Advantage and Disadvantage of MAC Address Filtering

By Ruri Ranbe

Your router includes a number of functions designed to improve the security of your network, but not all of them are useful. Media access control (MAC) filtering, for example, might seem beneficial, but doesn't necessarily provide the level of protection you would expect.

What Is a MAC Address?

Modern computers ship with two kinds of network adapters: a wired adapter and a wireless adapter. The former allows a computer to establish a connection to a modem or router via Ethernet; the latter lets it detect and connect to remote hot spots. Each adapter features a unique label called a MAC address; routers use this address to identify, and sometimes authenticate, computers connecting to the network. A MAC address is 12 hexadecimal digits long and appears in the format of "00:00:00:00:00:00" or "00-00-00-00-00-00."

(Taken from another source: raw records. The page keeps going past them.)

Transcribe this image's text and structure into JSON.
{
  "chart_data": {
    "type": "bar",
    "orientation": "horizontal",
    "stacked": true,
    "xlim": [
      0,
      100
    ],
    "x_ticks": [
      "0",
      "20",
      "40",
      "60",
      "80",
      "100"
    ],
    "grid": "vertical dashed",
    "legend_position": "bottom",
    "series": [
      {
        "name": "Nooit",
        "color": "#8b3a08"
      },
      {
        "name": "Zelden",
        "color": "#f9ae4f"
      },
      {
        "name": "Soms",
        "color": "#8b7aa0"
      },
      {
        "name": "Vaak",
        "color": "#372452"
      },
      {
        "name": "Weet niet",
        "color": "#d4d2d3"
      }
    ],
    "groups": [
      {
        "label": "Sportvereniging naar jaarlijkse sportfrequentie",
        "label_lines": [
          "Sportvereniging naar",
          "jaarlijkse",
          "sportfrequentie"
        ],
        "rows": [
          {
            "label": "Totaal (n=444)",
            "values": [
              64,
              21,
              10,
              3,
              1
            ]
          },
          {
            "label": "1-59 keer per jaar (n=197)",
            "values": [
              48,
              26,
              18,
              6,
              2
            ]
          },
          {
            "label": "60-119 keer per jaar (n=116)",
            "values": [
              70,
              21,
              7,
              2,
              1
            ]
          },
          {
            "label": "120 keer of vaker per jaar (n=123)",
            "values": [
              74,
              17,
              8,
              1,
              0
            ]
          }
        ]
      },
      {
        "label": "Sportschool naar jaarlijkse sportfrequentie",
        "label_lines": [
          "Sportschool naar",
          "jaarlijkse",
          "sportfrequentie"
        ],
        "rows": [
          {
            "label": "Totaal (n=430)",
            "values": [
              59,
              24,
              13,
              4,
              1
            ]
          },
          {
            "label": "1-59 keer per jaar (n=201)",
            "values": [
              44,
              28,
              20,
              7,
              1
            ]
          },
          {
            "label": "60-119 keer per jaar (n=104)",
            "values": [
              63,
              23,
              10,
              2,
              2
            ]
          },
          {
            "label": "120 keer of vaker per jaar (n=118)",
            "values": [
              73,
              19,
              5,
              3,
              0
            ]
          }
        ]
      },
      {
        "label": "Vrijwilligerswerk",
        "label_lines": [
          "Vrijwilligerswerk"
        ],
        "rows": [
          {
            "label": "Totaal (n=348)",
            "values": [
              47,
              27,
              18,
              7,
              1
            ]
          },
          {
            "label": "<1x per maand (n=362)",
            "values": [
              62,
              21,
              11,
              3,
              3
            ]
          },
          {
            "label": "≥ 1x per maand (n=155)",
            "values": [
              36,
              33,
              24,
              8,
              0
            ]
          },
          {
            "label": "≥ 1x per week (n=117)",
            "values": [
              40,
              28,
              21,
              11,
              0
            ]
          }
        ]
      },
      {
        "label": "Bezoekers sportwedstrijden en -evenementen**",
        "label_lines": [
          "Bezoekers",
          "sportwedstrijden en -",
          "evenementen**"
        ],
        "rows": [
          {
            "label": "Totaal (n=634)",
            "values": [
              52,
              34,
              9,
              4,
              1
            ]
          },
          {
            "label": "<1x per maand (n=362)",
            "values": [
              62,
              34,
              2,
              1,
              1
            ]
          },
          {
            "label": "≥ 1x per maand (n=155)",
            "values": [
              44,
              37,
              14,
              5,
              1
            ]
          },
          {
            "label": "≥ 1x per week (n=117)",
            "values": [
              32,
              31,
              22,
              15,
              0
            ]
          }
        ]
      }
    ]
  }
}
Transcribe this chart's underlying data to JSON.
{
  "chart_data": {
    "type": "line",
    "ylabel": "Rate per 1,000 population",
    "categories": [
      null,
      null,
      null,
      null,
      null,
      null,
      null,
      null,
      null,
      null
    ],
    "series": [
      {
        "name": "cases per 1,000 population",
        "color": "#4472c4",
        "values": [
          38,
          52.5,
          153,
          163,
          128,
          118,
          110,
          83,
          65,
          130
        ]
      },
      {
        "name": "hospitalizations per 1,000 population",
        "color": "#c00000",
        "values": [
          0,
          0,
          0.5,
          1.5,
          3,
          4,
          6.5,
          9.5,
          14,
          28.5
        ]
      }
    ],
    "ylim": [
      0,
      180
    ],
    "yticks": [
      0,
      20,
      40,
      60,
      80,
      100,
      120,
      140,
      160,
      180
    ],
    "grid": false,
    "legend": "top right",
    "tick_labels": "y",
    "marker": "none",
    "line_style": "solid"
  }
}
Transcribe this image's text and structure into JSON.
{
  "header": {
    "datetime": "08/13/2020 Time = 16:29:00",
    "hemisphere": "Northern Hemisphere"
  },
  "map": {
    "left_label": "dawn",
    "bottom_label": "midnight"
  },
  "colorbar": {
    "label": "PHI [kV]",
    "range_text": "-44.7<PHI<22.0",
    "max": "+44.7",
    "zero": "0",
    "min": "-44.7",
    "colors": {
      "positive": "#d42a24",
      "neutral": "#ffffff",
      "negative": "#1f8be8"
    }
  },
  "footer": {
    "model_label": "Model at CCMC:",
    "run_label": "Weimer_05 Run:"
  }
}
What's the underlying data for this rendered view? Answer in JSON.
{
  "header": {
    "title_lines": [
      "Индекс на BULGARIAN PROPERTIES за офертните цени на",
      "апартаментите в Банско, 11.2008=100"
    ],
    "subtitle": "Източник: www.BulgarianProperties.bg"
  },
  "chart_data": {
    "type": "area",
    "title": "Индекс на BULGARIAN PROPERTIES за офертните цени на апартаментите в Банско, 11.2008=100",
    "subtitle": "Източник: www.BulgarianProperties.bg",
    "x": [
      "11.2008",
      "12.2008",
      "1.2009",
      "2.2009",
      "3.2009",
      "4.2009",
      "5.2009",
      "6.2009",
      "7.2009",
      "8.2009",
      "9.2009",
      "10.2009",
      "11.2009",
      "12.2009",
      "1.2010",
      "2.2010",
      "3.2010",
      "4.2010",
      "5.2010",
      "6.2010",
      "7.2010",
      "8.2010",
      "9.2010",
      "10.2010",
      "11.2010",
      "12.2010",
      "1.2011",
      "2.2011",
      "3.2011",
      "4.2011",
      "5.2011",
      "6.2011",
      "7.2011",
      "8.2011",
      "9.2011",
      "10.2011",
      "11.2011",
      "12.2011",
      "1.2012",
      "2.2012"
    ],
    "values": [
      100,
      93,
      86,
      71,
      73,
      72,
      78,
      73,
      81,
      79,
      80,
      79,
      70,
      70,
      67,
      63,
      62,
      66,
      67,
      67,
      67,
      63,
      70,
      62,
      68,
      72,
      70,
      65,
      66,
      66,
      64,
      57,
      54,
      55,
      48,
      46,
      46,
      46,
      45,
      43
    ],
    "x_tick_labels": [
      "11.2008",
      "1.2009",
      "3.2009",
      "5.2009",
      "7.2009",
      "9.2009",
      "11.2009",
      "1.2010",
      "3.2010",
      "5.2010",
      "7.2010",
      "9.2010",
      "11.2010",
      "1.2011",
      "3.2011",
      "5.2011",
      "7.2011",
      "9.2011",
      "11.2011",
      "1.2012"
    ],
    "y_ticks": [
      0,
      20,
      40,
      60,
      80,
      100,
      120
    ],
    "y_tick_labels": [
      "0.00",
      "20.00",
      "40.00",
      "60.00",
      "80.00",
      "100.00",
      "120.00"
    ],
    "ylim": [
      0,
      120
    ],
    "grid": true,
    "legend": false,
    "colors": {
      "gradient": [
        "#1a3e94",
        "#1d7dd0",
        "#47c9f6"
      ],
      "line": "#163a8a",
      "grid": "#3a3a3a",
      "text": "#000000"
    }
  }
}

What Does a MAC Filter Do?

Most routers include the option to blacklist or whitelist certain computers based on their MAC address. You can configure the filter to allow connections from all computers except those included in the blacklist, or restrict access to any computer that isn't included in the whitelist. Whitelists provide greater security than blacklists because the router grants access only to select devices.

What Are the Drawbacks?

If you set up your router to use a whitelist, you must modify the whitelist any time you purchase a new computer or mobile device, or any time you want to grant network permissions to visitors in your home. You must also add two MAC addresses for each PC: one for the wired adapter and one for the wireless adapter. In other words, the filter forces you to sacrifice convenience for increased protection.

How Secure Is the Filter?

Filtering is useless against a hacker, as any intruder can "spoof," or mimic, the MAC address of an authorized computer. Spoofing is even easier if a blacklist is in place: a hacker can choose another address almost at random to bypass the filter. To get around whitelists, hackers use a program called a sniffer, which intercepts data passing through a network; the sniffer can report to the user the MAC address of any device communicating on the LAN. Neither spoofing nor sniffing is difficult to execute -- you can even spoof your address in Windows without using any third-party tools.